La piel de la lluvia

La última novela de Javier Vásconez (Quito, 1946), ‘La Piel del Miedo’, se lee como si se tratara de su primera obra, como si fuera el molde de todas sus irrevocables obsesiones y el plano arquitectónico de sus sagradas instituciones posteriores. Aparece también una prosa más destilada, propia de quien ha hurgado la lengua por todos los flancos. Aquí están, a un tiempo, la vida en una ciudad encajonada y hasta cierto punto lúgubre, la lluvia como factor de opresión (“'tuve el privilegio de escuchar la lluvia cayendo sobre la noche de la ciudad. Unas veces era cruel, otras tan protectora como la sombra del volcán”), la sensación de fragilidad de la familia, la inevitabilidad del destino y la relatividad de las amistades. Aquí están también el doctor Kronz, un jockey frustrado, el coronel Castañeda y sus guisquis en las rocas, una cantante de cabaré que palpa su propia decadencia, una especie de cafiche que se gana la vida haciendo tatuajes, el padre que se va, la dueña del hotel Dos Mundos'

De cierto modo, la Piel del Miedo es la novela que Vásconez debió haber escrito hace mucho tiempo, porque tiene un tono distinto, una cadencia diferente a la de sus otros libros. También es su trabajo más logrado y refinado en materia de descripciones – quizás el más apto para lo cinematográfico- porque es rico en la creación de imágenes y de sensaciones. Es también su trabajo de carácter más introspectivo, de corte más reflexivo y de condumio más nostálgico. La historia parece estar fragmentada en tenues capas, con la trama central de un padre, periodista político, que abandona a su familia tras la paliza que le dan los esbirros gubernamentales. Este episodio genera la ira y el descontrol del padre: la da por disparar en los corredores de la casa, mientras su hijo, epiléptico, reflexiona sobre la naturaleza del miedo. Con el niño -que va creciendo- como narrador, la trama retrospectiva se desenrolla en torno a las instituciones clásicas de Vásconez: cierta expatriación del paraíso y la exploración de los contornos de la añoranza.

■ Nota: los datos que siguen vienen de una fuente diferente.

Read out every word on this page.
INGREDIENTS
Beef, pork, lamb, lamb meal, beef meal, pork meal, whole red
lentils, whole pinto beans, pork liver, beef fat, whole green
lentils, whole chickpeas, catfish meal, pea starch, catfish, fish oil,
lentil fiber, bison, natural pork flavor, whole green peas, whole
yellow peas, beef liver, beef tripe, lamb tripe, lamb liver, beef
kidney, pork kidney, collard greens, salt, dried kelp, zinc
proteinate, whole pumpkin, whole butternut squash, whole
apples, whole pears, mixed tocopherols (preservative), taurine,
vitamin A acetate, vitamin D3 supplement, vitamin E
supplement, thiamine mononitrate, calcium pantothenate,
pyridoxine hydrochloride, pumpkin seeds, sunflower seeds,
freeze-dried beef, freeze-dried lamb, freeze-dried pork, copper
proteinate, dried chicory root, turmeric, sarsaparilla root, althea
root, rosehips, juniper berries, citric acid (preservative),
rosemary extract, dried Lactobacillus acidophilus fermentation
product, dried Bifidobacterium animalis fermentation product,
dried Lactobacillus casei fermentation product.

En la Piel del Miedo, así mismo, Javier Vásconez reincide y profundiza en su bipolar y esquizofrénica relación con el Quito de su memoria. Insiste en crear, a su gusto, una ciudad como atmósfera literaria: “Debo reconocer que nada había cambiado en la ciudad, que seguía envuelta como siempre en su propia desidia, tan lluviosa y encerrada en sí misma, al tiempo que yo me desmoronaba ante los violentos asaltos de la epilepsia”. O los soplos veraniegos desde la perspectiva de un niño: “Más allá de los ruidos que percibía desde mi cama durante las noches de verano, también estaban los ecos del viento interpretados por una orquesta de medallones de piedra en el Pichincha”.